Never give up!

Wes Bucey

Prophet of Profit
Let me channel Winston Churchill, a voice I often heard on the radio during and after WWII, "never give up!"

Today, a headline and subhead almost brought me to tears
U.S. unemployment rate drops to 8.6% in November

Employers add 120,000 jobs, but the jobless rate's drop is also due to a shrinking labor force: 315,000 people gave up looking for work.
315,000 thousand people in America in November alone are supposedly so discouraged at being unable to land a job [within the extended period for receiving unemployment compensation] that the government "people counters" consider them "quitters."

It's not true, of course. Hundreds of thousands of folks don't just quit looking each month, but the government geeks say, "Let's use some magic with statistics to make the situation look better than it is."

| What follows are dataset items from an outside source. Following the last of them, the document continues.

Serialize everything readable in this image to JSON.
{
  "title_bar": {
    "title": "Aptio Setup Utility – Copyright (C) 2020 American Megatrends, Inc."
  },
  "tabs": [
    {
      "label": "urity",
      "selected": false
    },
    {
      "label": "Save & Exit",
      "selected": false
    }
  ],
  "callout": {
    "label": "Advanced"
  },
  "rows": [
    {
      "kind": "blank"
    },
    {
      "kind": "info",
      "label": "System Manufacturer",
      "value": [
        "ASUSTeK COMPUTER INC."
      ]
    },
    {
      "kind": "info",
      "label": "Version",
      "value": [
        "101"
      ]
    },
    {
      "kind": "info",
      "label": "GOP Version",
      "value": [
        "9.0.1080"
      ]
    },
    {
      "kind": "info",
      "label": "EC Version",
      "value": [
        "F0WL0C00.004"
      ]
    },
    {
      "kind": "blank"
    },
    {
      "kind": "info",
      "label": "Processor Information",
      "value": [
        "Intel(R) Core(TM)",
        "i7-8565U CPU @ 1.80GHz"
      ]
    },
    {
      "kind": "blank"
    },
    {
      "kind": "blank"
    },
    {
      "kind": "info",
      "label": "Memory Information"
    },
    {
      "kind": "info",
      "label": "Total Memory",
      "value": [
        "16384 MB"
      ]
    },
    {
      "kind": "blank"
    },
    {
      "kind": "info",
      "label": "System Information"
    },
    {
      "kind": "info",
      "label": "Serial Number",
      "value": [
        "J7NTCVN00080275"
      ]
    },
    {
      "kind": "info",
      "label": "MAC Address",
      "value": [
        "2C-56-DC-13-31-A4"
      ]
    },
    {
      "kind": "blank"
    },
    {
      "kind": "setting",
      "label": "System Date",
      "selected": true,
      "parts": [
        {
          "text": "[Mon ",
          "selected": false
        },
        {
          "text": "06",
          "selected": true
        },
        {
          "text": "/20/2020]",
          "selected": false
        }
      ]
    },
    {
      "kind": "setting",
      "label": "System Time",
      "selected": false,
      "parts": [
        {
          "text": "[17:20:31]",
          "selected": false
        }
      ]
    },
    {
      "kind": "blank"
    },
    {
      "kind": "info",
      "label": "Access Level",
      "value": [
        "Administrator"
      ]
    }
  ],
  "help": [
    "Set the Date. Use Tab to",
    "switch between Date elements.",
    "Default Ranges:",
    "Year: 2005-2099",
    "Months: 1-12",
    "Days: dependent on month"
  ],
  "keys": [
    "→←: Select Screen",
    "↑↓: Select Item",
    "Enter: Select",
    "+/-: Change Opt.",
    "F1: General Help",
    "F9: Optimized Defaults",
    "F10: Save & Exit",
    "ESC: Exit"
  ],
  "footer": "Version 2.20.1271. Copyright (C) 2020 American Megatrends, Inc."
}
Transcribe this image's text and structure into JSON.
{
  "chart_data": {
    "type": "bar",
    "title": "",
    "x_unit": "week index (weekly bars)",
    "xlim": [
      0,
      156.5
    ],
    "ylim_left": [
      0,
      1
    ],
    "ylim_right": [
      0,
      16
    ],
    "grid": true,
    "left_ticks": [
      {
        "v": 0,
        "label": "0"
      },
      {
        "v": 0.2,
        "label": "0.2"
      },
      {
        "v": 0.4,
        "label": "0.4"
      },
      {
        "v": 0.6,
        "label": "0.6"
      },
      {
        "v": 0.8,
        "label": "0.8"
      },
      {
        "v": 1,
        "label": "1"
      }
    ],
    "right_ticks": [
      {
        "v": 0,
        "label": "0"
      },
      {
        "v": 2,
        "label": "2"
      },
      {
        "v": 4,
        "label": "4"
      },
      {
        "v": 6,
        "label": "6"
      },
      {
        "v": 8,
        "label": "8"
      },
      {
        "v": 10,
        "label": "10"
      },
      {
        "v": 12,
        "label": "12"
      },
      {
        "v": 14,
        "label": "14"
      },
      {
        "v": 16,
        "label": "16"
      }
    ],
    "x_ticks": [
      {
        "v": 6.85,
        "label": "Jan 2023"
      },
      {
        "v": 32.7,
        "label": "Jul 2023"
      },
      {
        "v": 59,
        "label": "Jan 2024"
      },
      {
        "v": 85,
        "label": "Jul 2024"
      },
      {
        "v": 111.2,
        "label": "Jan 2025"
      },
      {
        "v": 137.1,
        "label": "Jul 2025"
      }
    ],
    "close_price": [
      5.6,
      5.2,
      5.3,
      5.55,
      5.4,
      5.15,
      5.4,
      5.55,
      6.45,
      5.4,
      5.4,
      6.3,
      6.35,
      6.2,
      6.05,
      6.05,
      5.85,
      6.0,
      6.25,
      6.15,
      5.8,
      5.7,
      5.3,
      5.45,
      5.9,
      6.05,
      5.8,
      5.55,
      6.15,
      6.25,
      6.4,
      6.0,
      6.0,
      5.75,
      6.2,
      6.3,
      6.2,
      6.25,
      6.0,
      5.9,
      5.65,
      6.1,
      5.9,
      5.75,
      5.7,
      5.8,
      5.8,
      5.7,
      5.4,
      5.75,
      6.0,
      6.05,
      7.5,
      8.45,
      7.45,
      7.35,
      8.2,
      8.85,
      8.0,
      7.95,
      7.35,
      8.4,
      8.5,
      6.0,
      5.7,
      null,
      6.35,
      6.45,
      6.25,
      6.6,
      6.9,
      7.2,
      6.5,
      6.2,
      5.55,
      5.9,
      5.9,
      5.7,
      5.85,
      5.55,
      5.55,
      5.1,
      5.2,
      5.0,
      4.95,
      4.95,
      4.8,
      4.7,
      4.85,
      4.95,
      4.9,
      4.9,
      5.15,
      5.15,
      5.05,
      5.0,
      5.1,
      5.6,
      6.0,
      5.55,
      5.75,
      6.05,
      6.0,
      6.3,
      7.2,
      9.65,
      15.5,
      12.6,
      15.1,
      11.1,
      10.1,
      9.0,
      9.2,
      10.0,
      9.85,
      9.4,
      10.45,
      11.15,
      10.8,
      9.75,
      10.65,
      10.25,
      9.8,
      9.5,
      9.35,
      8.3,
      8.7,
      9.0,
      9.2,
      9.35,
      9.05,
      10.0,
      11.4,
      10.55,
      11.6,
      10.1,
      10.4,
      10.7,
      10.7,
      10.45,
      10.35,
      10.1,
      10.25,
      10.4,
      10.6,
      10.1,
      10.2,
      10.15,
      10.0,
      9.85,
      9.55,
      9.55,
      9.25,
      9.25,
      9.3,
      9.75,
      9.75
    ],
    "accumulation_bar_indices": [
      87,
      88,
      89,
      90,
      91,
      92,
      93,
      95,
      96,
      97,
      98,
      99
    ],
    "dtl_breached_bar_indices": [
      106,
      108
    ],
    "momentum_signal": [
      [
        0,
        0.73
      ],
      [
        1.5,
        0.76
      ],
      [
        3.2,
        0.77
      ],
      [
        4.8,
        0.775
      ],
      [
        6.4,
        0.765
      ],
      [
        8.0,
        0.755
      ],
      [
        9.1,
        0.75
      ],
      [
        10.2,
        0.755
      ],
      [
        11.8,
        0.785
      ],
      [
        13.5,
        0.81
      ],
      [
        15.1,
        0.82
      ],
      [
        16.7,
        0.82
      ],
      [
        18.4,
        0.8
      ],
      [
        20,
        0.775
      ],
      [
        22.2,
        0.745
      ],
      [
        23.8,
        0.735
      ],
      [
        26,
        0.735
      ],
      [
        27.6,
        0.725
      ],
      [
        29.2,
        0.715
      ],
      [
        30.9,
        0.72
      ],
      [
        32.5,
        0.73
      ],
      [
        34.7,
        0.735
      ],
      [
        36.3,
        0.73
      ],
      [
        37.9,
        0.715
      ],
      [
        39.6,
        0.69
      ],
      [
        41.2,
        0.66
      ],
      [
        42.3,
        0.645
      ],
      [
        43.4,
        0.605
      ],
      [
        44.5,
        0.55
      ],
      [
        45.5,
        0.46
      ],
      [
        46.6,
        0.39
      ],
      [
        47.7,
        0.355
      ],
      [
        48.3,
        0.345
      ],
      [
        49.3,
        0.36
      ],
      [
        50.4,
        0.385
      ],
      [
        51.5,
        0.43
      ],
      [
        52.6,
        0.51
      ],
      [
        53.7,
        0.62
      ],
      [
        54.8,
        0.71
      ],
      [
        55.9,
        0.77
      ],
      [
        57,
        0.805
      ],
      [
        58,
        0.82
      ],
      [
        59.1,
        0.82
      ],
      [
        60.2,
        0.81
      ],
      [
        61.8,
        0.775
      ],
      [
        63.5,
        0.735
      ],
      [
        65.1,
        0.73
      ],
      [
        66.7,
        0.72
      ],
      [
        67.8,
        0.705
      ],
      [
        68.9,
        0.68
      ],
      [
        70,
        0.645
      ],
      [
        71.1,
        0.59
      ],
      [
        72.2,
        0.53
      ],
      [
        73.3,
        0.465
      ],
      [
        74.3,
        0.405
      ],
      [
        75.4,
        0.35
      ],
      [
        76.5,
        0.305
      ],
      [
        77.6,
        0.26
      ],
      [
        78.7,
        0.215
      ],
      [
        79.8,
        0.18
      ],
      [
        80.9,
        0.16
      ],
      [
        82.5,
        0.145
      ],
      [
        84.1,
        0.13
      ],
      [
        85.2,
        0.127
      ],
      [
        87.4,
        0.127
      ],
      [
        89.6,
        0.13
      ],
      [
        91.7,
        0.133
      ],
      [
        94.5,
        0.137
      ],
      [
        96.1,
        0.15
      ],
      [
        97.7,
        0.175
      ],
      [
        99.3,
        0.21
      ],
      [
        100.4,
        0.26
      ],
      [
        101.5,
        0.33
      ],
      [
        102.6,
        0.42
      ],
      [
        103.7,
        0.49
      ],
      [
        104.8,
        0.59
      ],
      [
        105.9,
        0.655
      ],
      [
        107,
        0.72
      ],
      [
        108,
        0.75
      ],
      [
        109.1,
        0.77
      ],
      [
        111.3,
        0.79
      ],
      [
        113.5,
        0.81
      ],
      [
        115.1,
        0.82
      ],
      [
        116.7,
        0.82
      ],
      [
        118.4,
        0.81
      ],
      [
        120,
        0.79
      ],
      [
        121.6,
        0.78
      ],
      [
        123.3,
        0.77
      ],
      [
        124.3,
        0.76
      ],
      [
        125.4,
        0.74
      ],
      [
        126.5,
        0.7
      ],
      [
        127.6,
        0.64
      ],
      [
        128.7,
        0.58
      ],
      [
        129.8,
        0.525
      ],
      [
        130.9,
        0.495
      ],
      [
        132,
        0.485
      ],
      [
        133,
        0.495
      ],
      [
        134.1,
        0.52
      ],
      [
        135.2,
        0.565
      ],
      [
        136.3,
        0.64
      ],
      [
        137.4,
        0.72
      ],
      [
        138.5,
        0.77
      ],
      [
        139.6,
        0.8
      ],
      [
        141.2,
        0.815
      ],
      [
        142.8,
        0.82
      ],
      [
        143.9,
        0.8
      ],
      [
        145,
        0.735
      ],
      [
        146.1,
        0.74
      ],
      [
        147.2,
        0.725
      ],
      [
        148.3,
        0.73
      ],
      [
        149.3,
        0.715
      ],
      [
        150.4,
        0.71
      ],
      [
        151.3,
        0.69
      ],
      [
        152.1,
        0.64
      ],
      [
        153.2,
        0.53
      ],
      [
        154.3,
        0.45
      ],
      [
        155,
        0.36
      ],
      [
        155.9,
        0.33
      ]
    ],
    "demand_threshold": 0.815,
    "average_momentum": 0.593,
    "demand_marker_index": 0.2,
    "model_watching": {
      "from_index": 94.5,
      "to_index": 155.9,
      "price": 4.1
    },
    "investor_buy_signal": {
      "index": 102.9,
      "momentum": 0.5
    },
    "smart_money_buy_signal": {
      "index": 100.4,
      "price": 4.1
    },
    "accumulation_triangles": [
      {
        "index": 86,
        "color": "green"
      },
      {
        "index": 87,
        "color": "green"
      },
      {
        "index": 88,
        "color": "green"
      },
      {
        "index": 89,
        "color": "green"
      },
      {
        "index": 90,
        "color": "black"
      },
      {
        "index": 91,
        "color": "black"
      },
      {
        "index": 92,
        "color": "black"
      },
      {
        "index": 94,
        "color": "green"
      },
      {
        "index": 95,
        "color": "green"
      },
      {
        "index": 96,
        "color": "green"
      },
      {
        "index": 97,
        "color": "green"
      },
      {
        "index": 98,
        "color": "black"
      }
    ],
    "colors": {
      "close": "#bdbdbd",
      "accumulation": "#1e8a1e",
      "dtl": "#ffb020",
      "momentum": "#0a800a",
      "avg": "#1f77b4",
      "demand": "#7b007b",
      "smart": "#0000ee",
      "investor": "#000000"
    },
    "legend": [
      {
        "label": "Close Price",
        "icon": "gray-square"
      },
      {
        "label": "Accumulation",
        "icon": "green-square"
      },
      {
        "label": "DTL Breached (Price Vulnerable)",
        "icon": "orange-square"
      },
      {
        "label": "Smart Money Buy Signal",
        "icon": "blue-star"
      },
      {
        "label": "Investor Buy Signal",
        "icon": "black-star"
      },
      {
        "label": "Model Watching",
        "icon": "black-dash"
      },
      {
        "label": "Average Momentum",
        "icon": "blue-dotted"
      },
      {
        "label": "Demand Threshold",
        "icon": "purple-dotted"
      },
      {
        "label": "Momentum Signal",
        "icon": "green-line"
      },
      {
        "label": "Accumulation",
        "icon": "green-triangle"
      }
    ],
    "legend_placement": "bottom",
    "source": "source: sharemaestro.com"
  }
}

Don't let the government just arbitrarily say you've quit looking if you're unemployed and you either have run out of unemployment benefits or didn't qualify in the first place. Write or email your state and federal representatives and demand they force the "people counters" to stop skewing the statistics by wrongly classifying the unemployed as quitters.

Here's more from Winston you might gain strength from:
A pessimist sees the difficulty in every opportunity; an optimist sees the opportunity in every difficulty.
Winston Churchill

and
A man does what he must - in spite of personal consequences, in spite of obstacles and dangers and pressures - and that is the basis of all human morality.
Winston Churchill

If you have been out of work for an extended period, it is normal to feel depressed and discouraged, but those are obstacles you can and must overcome. Don't be too proud or stubborn to seek help to get past the mental obstacles which may be holding you back. There are literally thousands of sources for checklists which, if you are honest in your self-assessment, can identify those obstacles and point you to low cost or free sources of help in overcoming those obstacles. I'm not touting myself as one of those sources, but they do exist and they are helping hundreds and thousands of folks every day.

Let me leave you with a last quote
If you're going through hell, keep going.
Winston Churchill

 
T

True Position

I would support the release of two sets of numbers, but not removing the current set. (for a while at least) You cannot make useful comparisons of current situations to the past if you significantly change how you measure.

Eventually the new set of statistics will develop their own history.

Of course that creates an easy source of political attack advertising: advertise your candidate's numbers to adjusted unemployment, report your opponent's non-adjusted.